RCMP: Mounties are among the first responders working in Fort McMurray, first to help citizens leave and now to find those who still refuse to — or are unable to — leave. Others are currently working to marshal a convoy of people travelling south from where they first evacuated north of the city. The RCMP hopes to move thousands south through the evacuated city along Highway 63, 50 cars at a time.
Some of those people still working in the city are unsure of the state of their own homes, and others know theirs are gone. “It makes a tough job harder,” Cpl.
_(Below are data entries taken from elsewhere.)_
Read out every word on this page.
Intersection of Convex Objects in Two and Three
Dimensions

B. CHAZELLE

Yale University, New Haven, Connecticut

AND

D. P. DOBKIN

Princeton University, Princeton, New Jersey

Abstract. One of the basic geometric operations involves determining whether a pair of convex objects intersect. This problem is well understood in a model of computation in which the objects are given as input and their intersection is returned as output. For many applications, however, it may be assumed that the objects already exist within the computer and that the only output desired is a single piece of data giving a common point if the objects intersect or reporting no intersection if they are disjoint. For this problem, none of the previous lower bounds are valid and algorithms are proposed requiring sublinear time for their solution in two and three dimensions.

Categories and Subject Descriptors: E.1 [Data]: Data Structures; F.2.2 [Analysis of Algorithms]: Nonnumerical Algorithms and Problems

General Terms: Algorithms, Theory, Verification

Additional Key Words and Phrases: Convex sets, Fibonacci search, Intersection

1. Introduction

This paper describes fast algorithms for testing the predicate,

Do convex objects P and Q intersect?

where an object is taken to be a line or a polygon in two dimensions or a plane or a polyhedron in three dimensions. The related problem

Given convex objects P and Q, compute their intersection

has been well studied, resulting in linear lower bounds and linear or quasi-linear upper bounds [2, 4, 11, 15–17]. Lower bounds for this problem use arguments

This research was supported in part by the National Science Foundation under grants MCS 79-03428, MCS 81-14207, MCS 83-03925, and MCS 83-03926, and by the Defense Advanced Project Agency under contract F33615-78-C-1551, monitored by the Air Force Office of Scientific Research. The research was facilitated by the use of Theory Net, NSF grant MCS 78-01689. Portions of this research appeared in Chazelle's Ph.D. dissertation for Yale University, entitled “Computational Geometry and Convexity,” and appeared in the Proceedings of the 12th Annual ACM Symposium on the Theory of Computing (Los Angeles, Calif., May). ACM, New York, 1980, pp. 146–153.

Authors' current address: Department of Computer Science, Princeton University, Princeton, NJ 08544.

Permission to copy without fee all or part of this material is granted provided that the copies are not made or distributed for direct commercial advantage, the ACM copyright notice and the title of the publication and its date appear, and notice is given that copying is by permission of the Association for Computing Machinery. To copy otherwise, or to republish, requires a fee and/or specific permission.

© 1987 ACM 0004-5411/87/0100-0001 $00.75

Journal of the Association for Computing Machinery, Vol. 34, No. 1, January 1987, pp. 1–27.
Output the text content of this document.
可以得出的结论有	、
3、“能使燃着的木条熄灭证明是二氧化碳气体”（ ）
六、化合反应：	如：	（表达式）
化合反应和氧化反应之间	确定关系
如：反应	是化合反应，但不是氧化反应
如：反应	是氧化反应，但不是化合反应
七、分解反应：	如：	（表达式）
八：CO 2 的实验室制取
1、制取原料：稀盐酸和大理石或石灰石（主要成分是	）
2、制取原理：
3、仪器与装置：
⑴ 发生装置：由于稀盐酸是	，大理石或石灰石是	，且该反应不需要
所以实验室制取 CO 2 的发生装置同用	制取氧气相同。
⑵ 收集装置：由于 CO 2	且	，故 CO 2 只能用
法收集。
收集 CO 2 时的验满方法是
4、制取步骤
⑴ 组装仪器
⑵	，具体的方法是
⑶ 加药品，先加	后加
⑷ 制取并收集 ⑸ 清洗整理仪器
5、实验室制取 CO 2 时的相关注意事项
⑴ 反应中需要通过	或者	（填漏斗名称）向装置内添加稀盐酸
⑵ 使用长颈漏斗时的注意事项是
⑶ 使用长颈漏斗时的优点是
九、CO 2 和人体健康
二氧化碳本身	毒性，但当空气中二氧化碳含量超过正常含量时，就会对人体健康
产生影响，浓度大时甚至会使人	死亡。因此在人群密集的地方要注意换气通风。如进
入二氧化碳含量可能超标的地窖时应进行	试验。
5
George Cameron, who is unsure if his home is intact, told the National Post.
Fort McMurrayites: And there has been plenty of heroism found among the city’s residents themselves, who left by the tens of thousands and almost completely avoided injury or loss of life. Lisa Hilsenteger is just one example, though perhaps the most striking to come out of the evacuation stories so far. The principal of Father Turcotte School in downtown Fort McMurray got students and staff in a school bus, first from her school to Timberlea High School in the city’s north. Then, picking up stragglers along the way the bus left the city and headed north to a camp hosting evacuees, then south again to her father’s home in Athabasca. All of the bus passengers were reunited with their families, either along the way or in Athabasca, as was Hilsenteger with her own husband and son.